I’m looking forward to attending the Hill Country Alliance’s Annual Leadership Summit tomorrow, Sept. 24, in Fredericksburg (). The summit — titled “A Vision for the Hill Country” — is placing a sharp focus on the region’s most critical resources: water and land.
The Hill Country Alliance’s outreach covers a lot of ground in a region encompassing 17 counties, 11.4 million acres and more than 3 million people. It’s an outreach that honors the special beauty of the Hill Country — a magical, mystical place, says HCA Executive Director Christy Muse.
But the Hill Country’s natural resources are under attack, Muse notes, threatened by prolific population growth and a lack of oversight for development outside city limits. Most alarmingly, the aquifer recharge zones and spring-fed streams and rivers that make up the region’s diverse water-supply system can accommodate only so many drinking straws before they run dry.
The fragmentation of rural land into smaller chunks for residential and commercial development puts more pressure on a water system repeatedly, and historically, stressed by drought. Something has to give. So Muse and a broad-based team of experts are asking residents, new and established alike, to give more than they take: to understand the limitations of the region’s water resources and to grasp the connection between the pumping of groundwater and the lowering of the underground water table.
In a recent conversation, Muse explained how she’s framing the main issues: “Everyone in the Hill Country ultimately wants prosperity and quality of life for future generations,” she says. “No one would argue about that.”
But Muse says concerns about water threaten that future in many ways. In conversations about water — the availability of water, the price of water, the quality of water — Muse is noting a glaring omission. “There’s very little attention being paid to the land, and everything that happens on the land has everything to do with the water,” she says. “The water’s the burning issue.”
To that end, Muse envisions a regional land-use plan that features large areas of protected land, such as heritage ranches, with a passenger rail transit system enhancing the vibrancy of tourist locales such as Fredericksburg and Kerrville.
“If you think outside the box,” Muse says, “there’s so much possible.”

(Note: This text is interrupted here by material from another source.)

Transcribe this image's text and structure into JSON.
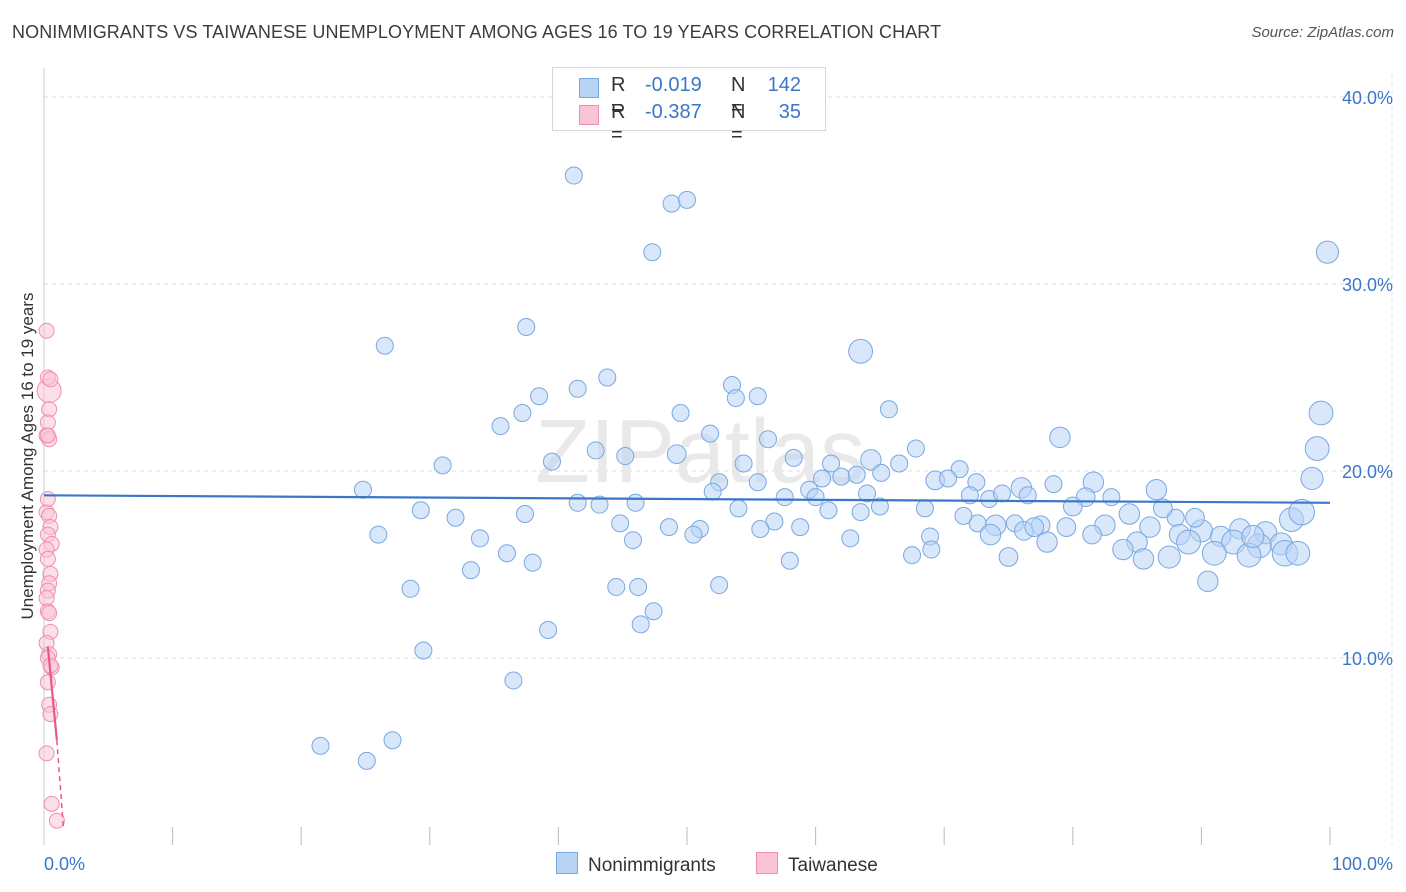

Good land planning, Muse continues, necessitates innovative thinking that places less stress on the land, thereby protecting water resources. It involves developing away from sensitive river, or riparian, areas. It means developing in a low-impact manner that doesn’t require massive infrastructure, such as mazes of new roads and big pipelines. It involves creative strategies such as rainwater harvesting and the use of gray water (reusable wastewater) on lawns.
It means growing drought-resistant native plants — see my related story about native plant guru Bill Neiman and his family’s Native American Seed farm operation in the October 2015 issue of Texas Parks & Wildlife magazine. And I share a little more of Neiman’s vision in my blog post “A Native Plant Paradigm Shift” (https://thelightoftheroad.com/2015/09/23/a-native-plant-paradigm-shift/).
The ultimate idea, Muse says, is to take a holistic view of the entire Hill Country region and the links between the natural systems in place.
In terms of development, “What I really oppose is just letting whatever happen, happen, with an attitude of ‘Oh, well, there’s nothing we can do about that,’ ” says Muse, who grew up in Riverside, Illinois, a planned, walkable community of open green spaces designed by the legendary landscape architect Frederick Law Olmsted. “That’s unacceptable. There are things we can do. We have a responsibility.”